New front opens in war on drugs

19th March 2010 at 00:00
School's bid to stress environmental impact of cocaine boosts Colombia's efforts to combat cartels, says UK envoy

For 30 years, the Colombian authorities have been fighting the drug cartels that produce and traffic cocaine. Thousands of innocent people have been killed.

"Police officers, judges, journalists, political leaders who have fought the drug barons - the toll in terms of human life has been terrible," says the Colombian ambassador to the UK, Mauricio Rodriguez Munera.

But this is just one chapter in the "sad story" of the illegal drug trade in Colombia, he continues. Billions of pounds have been wasted fighting drug barons, instead of investing in social priorities like education; the country's image and reputation is in tatters; and a huge price has been paid in terms of the environment.

As one of the most biodiverse countries in the world, Colombia is home to 50,000 plant species and 18 per cent of the world's bird species, but massive tracts of its rainforest have been razed for coca cultivation.

"Some 2.2 million hectares of rainforest (an area slightly larger than Wales) have been destroyed for these drugs," says Mr Rodriguez.

If this destruction does not stop, several hundred species will become extinct within decades - like the tiny hummingbird, Gorgeted Puffleg, which was only discovered in 2005 in a small, remote region of rainforest in south-western Colombia.

It is this last "terrible consequence" of cocaine that the Colombian authorities hope will make the next generation think twice before taking the drug. While violence is a local issue, biodiversity is a world issue, they reason. So, in 2005, they launched their Shared Responsibility campaign with the Gorgeted Puffleg as its symbol.

Work taking place at Girvan Academy in South Ayrshire, under the banner of Shared Responsibility, is an "excellent example" that the Colombian government would like to see replicated in schools around the world, says Mr Rodriguez, who visited recently. "This is a model for schools not only in Scotland and the UK, but in the world. I would like the pupils to know we now feel we are not alone in this battle, which has been very difficult."

Mr Rodriguez is a firm believer that education is the key to halting demand for cocaine. "I have been a university professor for 30 years; I am convinced of the power of education. If we provide the right information for young people, instil in them the right habits and values, we will be able to get them away from drugs. Young people are sensitive to environmental matters, so this is a very clever way of engaging them."

But can highlighting the environmental impact of the drug succeed where other campaigns have failed?

Stephen Scholes (S6) thinks it can: "When we go to uni next year, we will feel confident to say `no'."

Stephen is one of three senior pupils who have spearheaded the school's Shared Responsibility work. They created a DVD about cocaine use in Scotland, in which they interviewed everyone from politicians to former addicts, and presented the issues, including the plight of Colombia, to teaching staff.

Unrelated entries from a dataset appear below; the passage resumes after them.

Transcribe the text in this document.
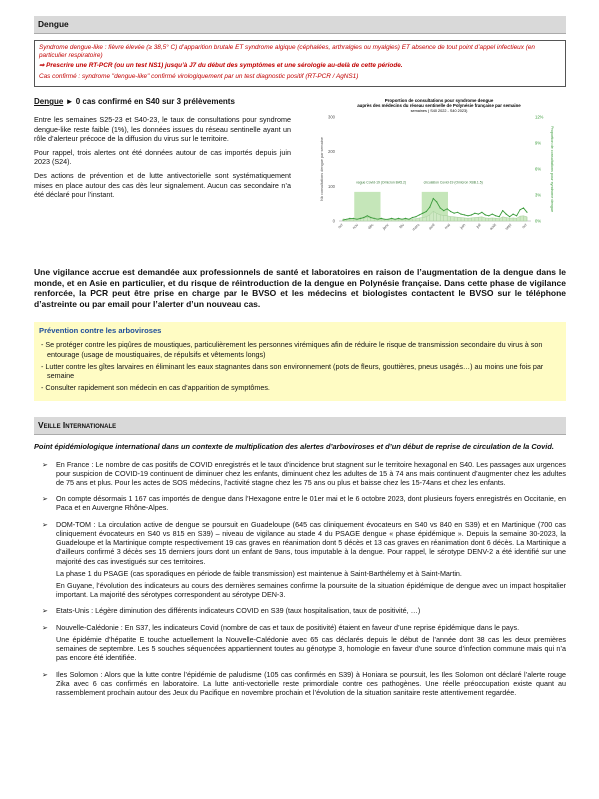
Dengue
Syndrome dengue-like : fièvre élevée (≥ 38,5° C) d’apparition brutale ET syndrome algique (céphalées, arthralgies ou myalgies) ET absence de tout point d’appel infectieux (en particulier respiratoire)
⇒ Prescrire une RT-PCR (ou un test NS1) jusqu’à J7 du début des symptômes et une sérologie au-delà de cette période.
Cas confirmé : syndrome "dengue-like" confirmé virologiquement par un test diagnostic positif (RT-PCR / AgNS1)
Dengue ► 0 cas confirmé en S40 sur 3 prélèvements

Entre les semaines S25-23 et S40-23, le taux de consultations pour syndrome dengue-like reste faible (1%), les données issues du réseau sentinelle ayant un rôle d’alerteur précoce de la diffusion du virus sur le territoire.

Pour rappel, trois alertes ont été données autour de cas importés depuis juin 2023 (S24).

Des actions de prévention et de lutte antivectorielle sont systématiquement mises en place autour des cas dès leur signalement. Aucun cas secondaire n’a été déclaré pour l’instant.

Proportion de consultations pour syndrome dengue
auprès des médecins du réseau sentinelle de Polynésie française par semaine
semaines ( S40 2022 - S40 2023)
0
100
200
300
0%
3%
6%
9%
12%
Nb consultations dengue par semaine	Proportion de consultations pour syndrome dengue
vague Covid-19 (Omicron BA5.2)	circulation Covid-19 (Omicron XBB.1.5)
oct nov déc janv fév mars avril mai juin juil août sept oct
Une vigilance accrue est demandée aux professionnels de santé et laboratoires en raison de l’augmentation de la dengue dans le monde, et en Asie en particulier, et du risque de réintroduction de la dengue en Polynésie française. Dans cette phase de vigilance renforcée, la PCR peut être prise en charge par le BVSO et les médecins et biologistes contactent le BVSO sur le téléphone d’astreinte ou par email pour l’alerter d’un nouveau cas.
Prévention contre les arboviroses
- Se protéger contre les piqûres de moustiques, particulièrement les personnes virémiques afin de réduire le risque de transmission secondaire du virus à son entourage (usage de moustiquaires, de répulsifs et vêtements longs)
- Lutter contre les gîtes larvaires en éliminant les eaux stagnantes dans son environnement (pots de fleurs, gouttières, pneus usagés…) au moins une fois par semaine
- Consulter rapidement son médecin en cas d’apparition de symptômes.
Veille Internationale
Point épidémiologique international dans un contexte de multiplication des alertes d’arboviroses et d’un début de reprise de circulation de la Covid.
➢	En France : Le nombre de cas positifs de COVID enregistrés et le taux d’incidence brut stagnent sur le territoire hexagonal en S40. Les passages aux urgences pour suspicion de COVID-19 continuent de diminuer chez les enfants, diminuent chez les adultes de 15 à 74 ans mais continuent d’augmenter chez les adultes de 75 ans et plus. Pour les actes de SOS médecins, l’activité stagne chez les 75 ans ou plus et baisse chez les 15-74ans et chez les enfants.

➢	On compte désormais 1 167 cas importés de dengue dans l’Hexagone entre le 01er mai et le 6 octobre 2023, dont plusieurs foyers enregistrés en Occitanie, en Paca et en Auvergne Rhône-Alpes.

➢	DOM-TOM : La circulation active de dengue se poursuit en Guadeloupe (645 cas cliniquement évocateurs en S40 vs 840 en S39) et en Martinique (700 cas cliniquement évocateurs en S40 vs 815 en S39) – niveau de vigilance au stade 4 du PSAGE dengue « phase épidémique ». Depuis la semaine 30-2023, la Guadeloupe et la Martinique compte respectivement 19 cas graves en réanimation dont 5 décès et 13 cas graves en réanimation dont 6 décès. La Martinique a d’ailleurs confirmé 3 décès ses 15 derniers jours dont un enfant de 9ans, tous imputable à la dengue. Pour rappel, le sérotype DENV-2 a été identifié sur une majorité des cas investigués sur ces territoires.

La phase 1 du PSAGE (cas sporadiques en période de faible transmission) est maintenue à Saint-Barthélemy et à Saint-Martin.

En Guyane, l’évolution des indicateurs au cours des dernières semaines confirme la poursuite de la situation épidémique de dengue avec un impact hospitalier important. La majorité des sérotypes correspondent au sérotype DEN-3.

➢	Etats-Unis : Légère diminution des différents indicateurs COVID en S39 (taux hospitalisation, taux de positivité, …)

➢	Nouvelle-Calédonie : En S37, les indicateurs Covid (nombre de cas et taux de positivité) étaient en faveur d’une reprise épidémique dans le pays.

Une épidémie d’hépatite E touche actuellement la Nouvelle-Calédonie avec 65 cas déclarés depuis le début de l’année dont 38 cas les deux premières semaines de septembre. Les 5 souches séquencées appartiennent toutes au génotype 3, homologie en faveur d’une source d’infection commune mais qui n’a pas encore été identifiée.

➢	Iles Solomon : Alors que la lutte contre l’épidémie de paludisme (105 cas confirmés en S39) à Honiara se poursuit, les Iles Solomon ont déclaré l’alerte rouge Zika avec 6 cas confirmés en laboratoire. La lutte anti-vectorielle reste primordiale contre ces pathogènes. Une réelle préoccupation existe quant au rassemblement prochain autour des Jeux du Pacifique en novembre prochain et l’évolution de la situation sanitaire reste attentivement regardée.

This led to S2 coming off timetable for a month to pursue a cross- curricular project on the country. The pupils have linked up with their peers in Colombia to exchange views, and organised a "white night" at a local youth cafe to raise awareness of the drug's impact.

"This is something new, instead of the usual lessons about drugs, where it's `don't take drugs, do a crossword, that's it sorted'," says Stephen. "I didn't realise the environmental and social impact of drugs. They don't just cause you to have a good or a bad time - there is a ripple effect through your family and community, and now we know the Colombian element."

Shared Responsibility makes clear the pointlessness of trying to be green but taking cocaine at the weekend, he continues. "It's not any use recycling, driving an electric car or buying local veg and then snorting a line of cocaine at the weekend."

Willie MacColl, Scotland's drugs co-ordinator, says: "People view cocaine as a safe, clean drug, taken by the rich and famous. It is far from it. It is highly adulterated and is not just harming the families and communities in Scotland, but in other countries as well."

While pupils at Edinburgh's Portobello High are planning to take on the project, Allan Rattray, headteacher of Girvan Academy, is determined Shared Responsibility will not fall by the wayside when these pupils leave the school.

"I'd like to see interdisciplinary projects as a feature of the school, so we'll definitely be using Shared Responsibility as the basis for a project again in S2," he says.

He also has plans to use the schools' peer educators, senior pupils who deliver alcohol education, to spread the message.

Mr Rodriguez concludes: "Drug consumption is not an individual decision that has no consequences beyond the personal. It has a huge impact, especially in Colombia."


In 2007, the Scottish Crime and Drug Enforcement Agency (SCDEA) launched a new strategy highlighting the environmental and ethical arguments against using cocaine. In 2008, SCDEA staff worked with Learning and Teaching Scotland to see how their strategy could be integrated into the curriculum. That year, the project was piloted at Girvan Academy, where pupils looked at the social, economic and political issues in Colombia in media studies, and the rainforests, volcanoes, earthquakes and ecological damage caused by cocaine production in geography. In 2009, Girvan Academy picked up a Young Scot community award for its work on Shared Responsibility.